More than 53,000 people would watch the two-time defending, and six-time overall champion Simon Frasier University of Canada lose the crown to the first pipers ever to win from Dublin, Ireland, the St. Laurence O'Toole Pipe Band.
"They played for their lives," Gardner said. "There was nobody there who didn't like bagpipes or wasn't Scottish for the day... with or without the beer tent."
Over 238 bands, 133 from Scotland, with 8,000 of the world's top pipers and drummers from 16 nations attended, including bands from as far away as Paraguay, New Zealand, and Canada took part in the nine hours of competitions.
The Gardner's each bought a "Sghian Dubh," the ceremonial knife that slips in the uniform sock of the piper.
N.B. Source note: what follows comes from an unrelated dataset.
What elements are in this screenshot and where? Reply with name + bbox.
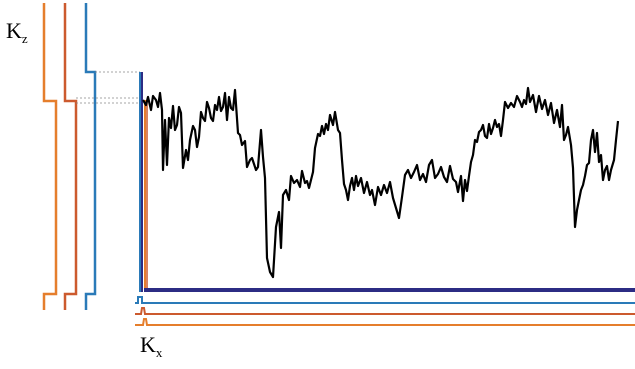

This knife is a throwback to the days when Highland piping was more than just pleasure, when, as a musical instrument of war, the Great Pipes of the Highlands shrill and penetrating notes easily rose above the roar and din of battle and could be heard up to 10 miles away.
"You get this really neat connection from the culture and the music," Doug Gardner said. "I feel really different today than I did before I went on this trip."
They also found time to visit landmarks such as Borthwick Castle, Holyrood Park and Palace, where Mary, Queen of Scots spent her time, the Salisbury Crags and King Arthur's seat with its 360-degree panoramic view, Borthwick Castle, Sterling Castle and the Wallace Monument.
The Gardners hope the rich Scottish Highland Piping traditions can carry over into Juneau's rich history of the volunteer non-profit Stroller White Pipes & Drums.
"We think there are probably some changes that Stroller White could make in the upcoming months that the public will see and think is kind of exciting," Doug said. "We want to get out more and represent Juneau more, show people more about SWP&D's identity and how it relates to the community. When you go to Scotland, or anywhere, to play, like it or not you are a big ambassador of good will for this community... and we hope to be that."
Added Laurie, "We have such new energy and excitement for the group. Stroller White has always been a true community asset, we volunteer and come out for so many community activities but I don't think that the community truly understands who the band is."
Stroller White was a newsman in Juneau and Skagway and a mountain next to the Mendenhall Glacier bears his name. The band now features 22 pipes and drums and 21 dancers, and they are actively recruiting, especially to bolster the drum corps.
"I don't think the founding fathers of the band thought it would grow into what it is today," Laurie said. "That we would be meeting weekly and sometimes twice a week for the last 30 years. We have grown into a disciplined organization and want to be associated with the populace of the city... make a sound, so to speak, for the people of Juneau. You don't have to be Scottish to be involved, you have to have the desire to play."
Modern Scots say the sound of 8,000 pipers playing each year keeps Nessie deep in the waters of Loch Ness.
"We weren't playing bag pipes that day on Loch Ness," Doug Gardner said of the boat tour he and Laurie took onto the Scottish lake that supposedly hides the Loch Ness Monster. "But, we didn't see the monster either."